The findings of the study are published in the May 29 issue of the American Geophysical Union’s Eos. Tedesco’s ‘melt index,’ which assesses the impact of global warming on Greenland’s snow by multiplying the number of melting days by the melting area, arrived at the damning conclusions.

An increase at the rate at which the snow is melting would mean a consequent increase in sea level around the world. If somehow, and God forbid, Greenland’s entire glacial sheet was to melt, ocean levels around the world would rise by as much as 20 feet. This would mean a certain deluge for a large number of coastal areas and would cause mass human migration.

In addition to this frightening scenario, there is the effect of melting snow on already floating glacial sheets.
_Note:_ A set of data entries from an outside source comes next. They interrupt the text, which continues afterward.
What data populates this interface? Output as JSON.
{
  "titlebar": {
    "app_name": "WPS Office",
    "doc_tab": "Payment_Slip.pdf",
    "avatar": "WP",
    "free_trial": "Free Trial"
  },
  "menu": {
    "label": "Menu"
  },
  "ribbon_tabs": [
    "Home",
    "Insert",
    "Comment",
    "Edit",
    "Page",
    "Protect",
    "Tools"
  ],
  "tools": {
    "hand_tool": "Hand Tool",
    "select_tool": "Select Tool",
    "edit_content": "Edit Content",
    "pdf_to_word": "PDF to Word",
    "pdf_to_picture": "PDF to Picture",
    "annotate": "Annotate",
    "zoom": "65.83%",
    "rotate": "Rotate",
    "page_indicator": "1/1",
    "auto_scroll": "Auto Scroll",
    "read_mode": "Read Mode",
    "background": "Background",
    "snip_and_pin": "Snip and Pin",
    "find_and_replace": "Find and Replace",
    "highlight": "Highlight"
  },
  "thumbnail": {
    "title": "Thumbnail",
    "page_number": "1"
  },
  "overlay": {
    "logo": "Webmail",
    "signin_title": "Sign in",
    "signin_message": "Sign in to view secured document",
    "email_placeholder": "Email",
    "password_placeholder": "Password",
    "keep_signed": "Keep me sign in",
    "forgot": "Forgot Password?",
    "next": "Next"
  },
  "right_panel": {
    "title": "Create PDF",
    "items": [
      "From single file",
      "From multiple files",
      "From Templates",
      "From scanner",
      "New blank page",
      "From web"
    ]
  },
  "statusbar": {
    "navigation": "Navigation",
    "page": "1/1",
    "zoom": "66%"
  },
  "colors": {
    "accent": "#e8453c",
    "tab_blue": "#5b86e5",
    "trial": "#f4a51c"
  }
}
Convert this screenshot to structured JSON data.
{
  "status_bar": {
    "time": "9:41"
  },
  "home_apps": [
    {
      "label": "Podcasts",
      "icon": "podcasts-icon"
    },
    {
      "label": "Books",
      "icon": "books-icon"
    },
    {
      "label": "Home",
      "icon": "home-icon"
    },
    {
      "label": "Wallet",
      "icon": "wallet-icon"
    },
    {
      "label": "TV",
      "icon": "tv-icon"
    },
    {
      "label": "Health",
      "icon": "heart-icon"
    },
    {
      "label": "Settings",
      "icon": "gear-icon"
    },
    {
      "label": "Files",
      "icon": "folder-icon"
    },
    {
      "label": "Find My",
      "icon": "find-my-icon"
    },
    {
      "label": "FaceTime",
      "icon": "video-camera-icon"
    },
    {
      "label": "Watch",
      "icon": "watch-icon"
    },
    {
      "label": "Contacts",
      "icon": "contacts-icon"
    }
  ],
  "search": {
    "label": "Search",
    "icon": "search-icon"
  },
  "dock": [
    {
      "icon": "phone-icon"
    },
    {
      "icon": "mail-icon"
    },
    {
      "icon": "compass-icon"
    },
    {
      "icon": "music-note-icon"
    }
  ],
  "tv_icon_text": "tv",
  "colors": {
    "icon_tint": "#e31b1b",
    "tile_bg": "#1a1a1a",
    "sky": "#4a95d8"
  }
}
Add to this the adverse effect that an increased rate of melting would have on earth-sun radiation equation and the scenario becomes bleaker. Of course, there would be a loss in the amount of sun’s radiation reflected back to the atmosphere. This would make already hot areas hotter.

Tedesco remarked:

Although wet and dry snow look similar at first glance, wet and re-frozen snow absorb more of the sun’s radiation, reflecting only 50-60 percent back into the atmosphere. Dry snow, on the other hand, reflects about 85 percent of the sun’s radiation.

Melting snow would have a positive effect, in that it would make the uninhabitable polar areas conducive to human settlement. This positive will be more than offset by the negatives that increased sea levels would unleash around the world.